Federico Bruni <f...@inventati.org> writes:

> Il giorno dom 19 lug 2015 alle 14:31, David Kastrup <d...@gnu.org> ha
> scritto:
>> Federico Bruni <f...@inventati.org> writes:
>>
>>>  Il giorno dom 19 lug 2015 alle 14:02, David Kastrup <d...@gnu.org> ha
>>>  scritto:
>>>>  I was talking about "use CSS3 features as long as the behavior when
>>>>  those are not supported still makes sense".
>>>
>>>  it wouldn't make sense
>>>  I guess that you would see just the first image of the slider, there
>>>  would be no transition to the next image
>>
>> So with "slider" you don't mean some user control but rather an
>> automated change of images?  Wouldn't an animated GIF or MNG file
>> provide that?
>
> Yes, images that slide one after another, as in the example I linked
> before.
>
> I read that MNG is not supported by IE, Opera and Safari.
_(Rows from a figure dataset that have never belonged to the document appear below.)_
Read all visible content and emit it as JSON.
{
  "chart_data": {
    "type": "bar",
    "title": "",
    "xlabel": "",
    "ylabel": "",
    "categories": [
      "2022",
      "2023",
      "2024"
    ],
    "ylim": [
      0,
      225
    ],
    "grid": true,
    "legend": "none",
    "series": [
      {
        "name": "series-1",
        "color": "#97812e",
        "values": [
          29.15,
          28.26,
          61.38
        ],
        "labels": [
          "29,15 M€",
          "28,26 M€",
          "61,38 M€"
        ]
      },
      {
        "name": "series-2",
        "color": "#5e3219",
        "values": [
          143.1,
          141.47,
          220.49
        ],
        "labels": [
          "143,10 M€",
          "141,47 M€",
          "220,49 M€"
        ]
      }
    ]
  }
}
> Perhaps animated GIF could be a way to achieve something similar. Find
> attached an example, generated with:
>
> convert -delay 400 -page 800x360 -loop 0 *.png slider.gif
>
> on some examples I had previously resized to maximum 800 px width.
>
> We found the Nineties solution :-)
>
> James, if you do the texinfo stuff I can create the GIF file of all
> the examples required.

Tell you what: I'm probably the Nineties user.  That GIF annoys me
because it does not allow me to look at stuff as long as I need.  I'd
probably have a similar problem with a "Slider" (which presumably adds
animation to the image flipping).  A slow conveyor-belt like appearance
would likely annoy me less (basically having _only_ animation) but it
still does not beat a statical page for me where _I_ am doing the
scrolling and determining the flow of presentation.